Hoje, nenhum democrata pode ficar indiferente e passar ao lado do que está a acontecer no País, fazendo de conta que não lhe diz respeito, que isto é uma disputa episódica ente magistrados e políticos e que lá para o Natal vamos todos cair nos braços uns dos outros, não fosse a quadra propícia a esse género de utopias.

Hoje, o que se está a passar com a gestão milimétrica da divulgação pública de escutas telefónicas a líderes partidários e a figuras políticas e públicas de relevo constitui uma substancial alteração das regras com que estávamos habituados a lidar desde que a democracia foi restaurada em Portugal. A técnica de saturação utilizada na divulgação do mesmo conjunto de notícias sobre o mesmo acontecimento está a configurar o recurso já não a técnicas de boas práticas informativas mas a métodos de condicionamento da opinião pública.

É tal a agitação e a dimensão da incontinência deste processo que hoje não sabemos em que nova realidade informativa vamos acordar no dia seguinte. De tal maneira que se tem a sensação de se viver sob uma espécie de tirania das palavras, tal é a sobrecarga conotativa que lhes é dada pela conjuntura em que são conhecidas.

A complexidade e a densidade simbólica de que estes acontecimentos estão impregnados começam a ser tais que estão a reconfigurar a atenção dos portugueses, desviando-a dos assuntos da agenda governamental para a recentrar no clima e nas armas de disputa entre o poder partidário e o poder judicial. E isso tem inevitavelmente um efeito anestesiante sobre a tomada de consciência quanto ao sistema de prioridades da vida política, nomeadamente sobre efeitos que a acção governativa está a ter na vida dos portugueses. O pão já escasseia, mas o circo, esse, começou a refinar os seus números.

Tendo a sustentá-la a quebra do segredo de justiça e o conhecimento de conversas entre personalidades da vida pública, aquilo que era um processo judicial passou a ter uma dimensão política com a entrada em cena de altos responsáveis partidários e do aparelho do Estado, encontrando-se neste momento o PS e o seu secretário-geral no centro de um processo de descredibilização aos olhos dos portugueses. Reforçando e tornando ainda mais veemente a exigência de que a justiça faça o seu caminho em direcção ao apuramento da verdade e à condenação dos responsáveis pelos crimes de abuso sexual de menores, não devemos, em minha opinião, fugir à discussão da dimensão política que este processo assumiu.

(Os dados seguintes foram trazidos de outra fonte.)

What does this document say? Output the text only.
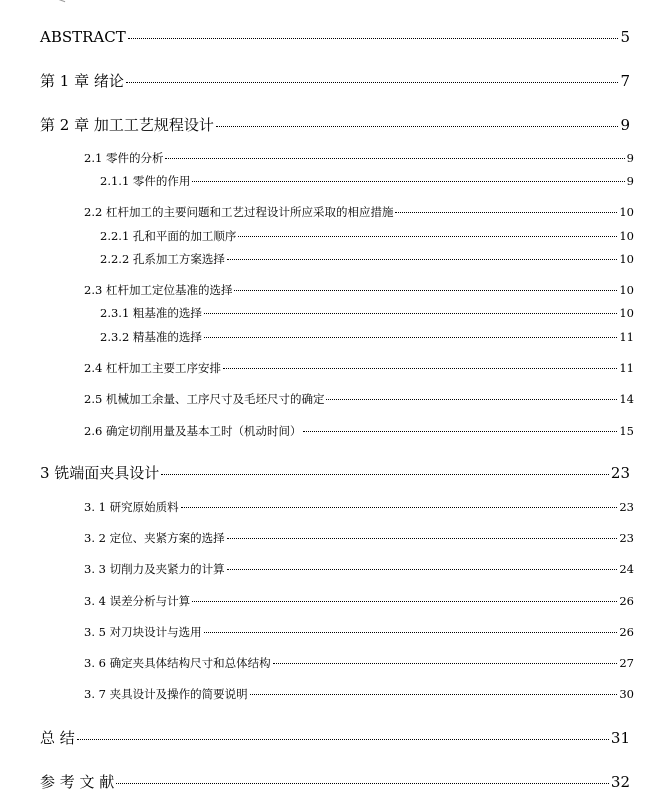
ABSTRACT	5
第 1 章 绪论	7
第 2 章 加工工艺规程设计	9
2.1 零件的分析	9
2.1.1 零件的作用	9
2.2 杠杆加工的主要问题和工艺过程设计所应采取的相应措施	10
2.2.1 孔和平面的加工顺序	10
2.2.2 孔系加工方案选择	10
2.3 杠杆加工定位基准的选择	10
2.3.1 粗基准的选择	10
2.3.2 精基准的选择	11
2.4 杠杆加工主要工序安排	11
2.5 机械加工余量、工序尺寸及毛坯尺寸的确定	14
2.6 确定切削用量及基本工时（机动时间）	15
3 铣端面夹具设计	23
3. 1 研究原始质料	23
3. 2 定位、夹紧方案的选择	23
3. 3 切削力及夹紧力的计算	24
3. 4 误差分析与计算	26
3. 5 对刀块设计与选用	26
3. 6 确定夹具体结构尺寸和总体结构	27
3. 7 夹具设计及操作的简要说明	30
总 结	31
参 考 文 献	32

Está em causa uma organização partidária que representa cerca de 40% do eleitorado e que constitui um dos pilares estruturantes da democracia e da vida política dos últimos trinta anos. Há, por isso, que tentar perceber os contornos e inventariar as consequências de uma operação desta envergadura, exigindo-se que se tomem as medidas que lhe ponham definitivamente cobro. De uma vez por todas, o Estado tem de prestar contas pelos atropelos que se estão a fazer à vida democrática.

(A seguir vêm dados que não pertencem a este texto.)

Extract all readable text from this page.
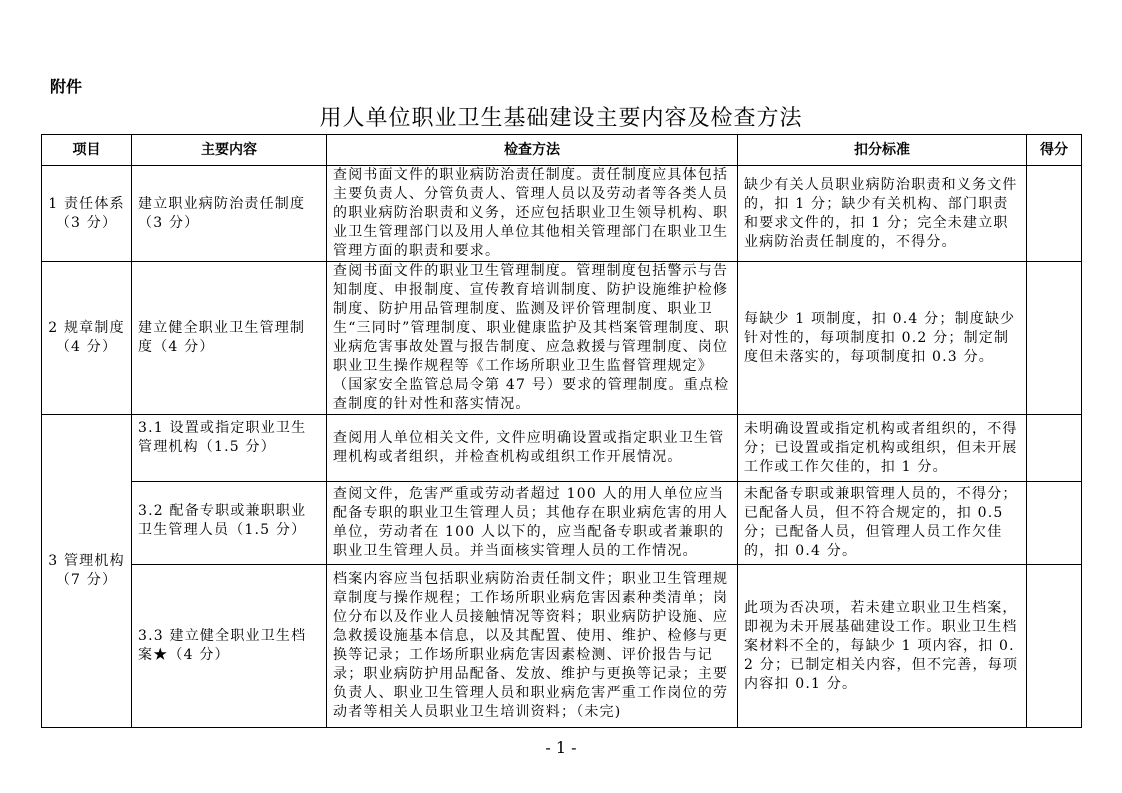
附件
用人单位职业卫生基础建设主要内容及检查方法
项目	主要内容	检查方法	扣分标准	得分
1 责任体系（3 分）	建立职业病防治责任制度（3 分）	查阅书面文件的职业病防治责任制度。责任制度应具体包括主要负责人、分管负责人、管理人员以及劳动者等各类人员的职业病防治职责和义务，还应包括职业卫生领导机构、职业卫生管理部门以及用人单位其他相关管理部门在职业卫生管理方面的职责和要求。	缺少有关人员职业病防治职责和义务文件的，扣 1 分；缺少有关机构、部门职责和要求文件的，扣 1 分；完全未建立职业病防治责任制度的，不得分。	
2 规章制度（4 分）	建立健全职业卫生管理制度（4 分）	查阅书面文件的职业卫生管理制度。管理制度包括警示与告知制度、申报制度、宣传教育培训制度、防护设施维护检修制度、防护用品管理制度、监测及评价管理制度、职业卫生“三同时”管理制度、职业健康监护及其档案管理制度、职业病危害事故处置与报告制度、应急救援与管理制度、岗位职业卫生操作规程等《工作场所职业卫生监督管理规定》（国家安全监管总局令第 47 号）要求的管理制度。重点检查制度的针对性和落实情况。	每缺少 1 项制度，扣 0.4 分；制度缺少针对性的，每项制度扣 0.2 分；制定制度但未落实的，每项制度扣 0.3 分。	
3 管理机构（7 分）	3.1 设置或指定职业卫生管理机构（1.5 分）	查阅用人单位相关文件, 文件应明确设置或指定职业卫生管理机构或者组织，并检查机构或组织工作开展情况。	未明确设置或指定机构或者组织的，不得分；已设置或指定机构或组织，但未开展工作或工作欠佳的，扣 1 分。	
	3.2 配备专职或兼职职业卫生管理人员（1.5 分）	查阅文件，危害严重或劳动者超过 100 人的用人单位应当配备专职的职业卫生管理人员；其他存在职业病危害的用人单位，劳动者在 100 人以下的，应当配备专职或者兼职的职业卫生管理人员。并当面核实管理人员的工作情况。	未配备专职或兼职管理人员的，不得分；已配备人员，但不符合规定的，扣 0.5 分；已配备人员，但管理人员工作欠佳的，扣 0.4 分。	
	3.3 建立健全职业卫生档案★（4 分）	档案内容应当包括职业病防治责任制文件；职业卫生管理规章制度与操作规程；工作场所职业病危害因素种类清单；岗位分布以及作业人员接触情况等资料；职业病防护设施、应急救援设施基本信息，以及其配置、使用、维护、检修与更换等记录；工作场所职业病危害因素检测、评价报告与记录；职业病防护用品配备、发放、维护与更换等记录；主要负责人、职业卫生管理人员和职业病危害严重工作岗位的劳动者等相关人员职业卫生培训资料；（未完)	此项为否决项，若未建立职业卫生档案，即视为未开展基础建设工作。职业卫生档案材料不全的，每缺少 1 项内容，扣 0.2 分；已制定相关内容，但不完善，每项内容扣 0.1 分。	
- 1 -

Por razões óbvias, não me quero pronunciar sobre a forma como a direcção do PS conduziu até agora este processo. Isso é matéria do foro interno do partido e cabe naturalmente aos seus órgãos decidirem sobre os melhores caminhos para o reposicionar na intervenção política. O que já não diz exclusivamente respeito aos órgãos dirigentes do PS e aos seus militantes e simpatizantes é a tentativa deliberada de se querer construir um cordão sanitário à volta deste partido, colocando-o sob quarentena política.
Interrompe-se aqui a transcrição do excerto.